Persistent atrial standstill is a rare disorder [5], and that occurring after myocarditis is even rarer. Straumanis, et al. [6] have reported a 11-year-old child with biopsy-proven necrotizing acute myocarditis causing atrial standstill. However, this was transient and resolved after 3 days of treatment with methylprednisolone. Our patient had persistence of atrial standstill, even after the ventricular dysfunction recovered. Abdelwahab, et al. [7] have reported a case of multiple atrial arrhythmias (atrioventricular node re-entry and two different focal atrial tachycardias) originating from the remaining atrial myocardium after global scarring of both atria following a remote viral myocarditis. Talwar, et al. [8] reported a case series in which two of the patients had lymphocytic infiltrates on right ventricular endomyocardial biopsy. In another case series of 11 patients with atrial standstill reported by Nakazato, et al. [9], three had histological evidence of chronic myocarditis. None of their patients had a presentation suggestive of acute myocarditis.

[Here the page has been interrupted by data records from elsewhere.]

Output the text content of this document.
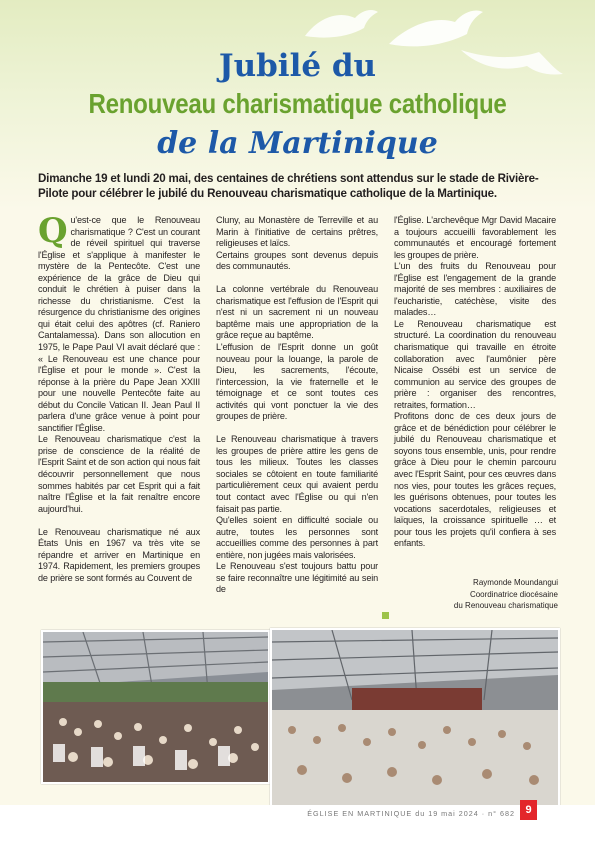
Jubilé du
Renouveau charismatique catholique
de la Martinique
Dimanche 19 et lundi 20 mai, des centaines de chrétiens sont attendus sur le stade de Rivière-Pilote pour célébrer le jubilé du Renouveau charismatique catholique de la Martinique.

Qu'est-ce que le Renouveau charismatique ? C'est un courant de réveil spirituel qui traverse l'Église et s'applique à manifester le mystère de la Pentecôte. C'est une expérience de la grâce de Dieu qui conduit le chrétien à puiser dans la richesse du christianisme. C'est la résurgence du christianisme des origines qui était celui des apôtres (cf. Raniero Cantalamessa). Dans son allocution en 1975, le Pape Paul VI avait déclaré que : « Le Renouveau est une chance pour l'Église et pour le monde ». C'est la réponse à la prière du Pape Jean XXIII pour une nouvelle Pentecôte faite au début du Concile Vatican II. Jean Paul II parlera d'une grâce venue à point pour sanctifier l'Église.

Le Renouveau charismatique c'est la prise de conscience de la réalité de l'Esprit Saint et de son action qui nous fait découvrir personnellement que nous sommes habités par cet Esprit qui a fait naître l'Église et la fait renaître encore aujourd'hui.

Le Renouveau charismatique né aux États Unis en 1967 va très vite se répandre et arriver en Martinique en 1974. Rapidement, les premiers groupes de prière se sont formés au Couvent de

Cluny, au Monastère de Terreville et au Marin à l'initiative de certains prêtres, religieuses et laïcs.
Certains groupes sont devenus depuis des communautés.

La colonne vertébrale du Renouveau charismatique est l'effusion de l'Esprit qui n'est ni un sacrement ni un nouveau baptême mais une appropriation de la grâce reçue au baptême.
L'effusion de l'Esprit donne un goût nouveau pour la louange, la parole de Dieu, les sacrements, l'écoute, l'intercession, la vie fraternelle et le témoignage et ce sont toutes ces activités qui vont ponctuer la vie des groupes de prière.

Le Renouveau charismatique à travers les groupes de prière attire les gens de tous les milieux. Toutes les classes sociales se côtoient en toute familiarité particulièrement ceux qui avaient perdu tout contact avec l'Église ou qui n'en faisait pas partie.
Qu'elles soient en difficulté sociale ou autre, toutes les personnes sont accueillies comme des personnes à part entière, non jugées mais valorisées.
Le Renouveau s'est toujours battu pour se faire reconnaître une légitimité au sein de

l'Église. L'archevêque Mgr David Macaire a toujours accueilli favorablement les communautés et encouragé fortement les groupes de prière.
L'un des fruits du Renouveau pour l'Église est l'engagement de la grande majorité de ses membres : auxiliaires de l'eucharistie, catéchèse, visite des malades…
Le Renouveau charismatique est structuré. La coordination du renouveau charismatique qui travaille en étroite collaboration avec l'aumônier père Nicaise Ossébi est un service de communion au service des groupes de prière : organiser des rencontres, retraites, formation…
Profitons donc de ces deux jours de grâce et de bénédiction pour célébrer le jubilé du Renouveau charismatique et soyons tous ensemble, unis, pour rendre grâce à Dieu pour le chemin parcouru avec l'Esprit Saint, pour ces œuvres dans nos vies, pour toutes les grâces reçues, les guérisons obtenues, pour toutes les vocations sacerdotales, religieuses et laïques, la croissance spirituelle … et pour tous les projets qu'il confiera à ses enfants.

Raymonde Moundangui
Coordinatrice diocésaine
du Renouveau charismatique
ÉGLISE EN MARTINIQUE du 19 mai 2024 · n° 682 9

Pathological involvement of atria in atrial standstill can be localised or diffuse. Our patient likely had a total atrial standstill as evidenced in mitral pulse wave Doppler showing absence of ‘a’ wave. As atrial standstill is a well-known cause of cardiogenic embolism [9], anti-coagulation is mandatory; our patient was started on Warfarin. The management of patients with atrial standstill include anticoagulation in all patients, and pacemaker implantation in patients who have symptomatic bradycardia due to insufficient rates of escape rhythm.

We conclude that acute myocarditis can rarely cause extensive damage to the atria causing loss of electrical and mechanical function. This may herald atrial standstill, which can persist even beyond the acute phase when other changes have recovered.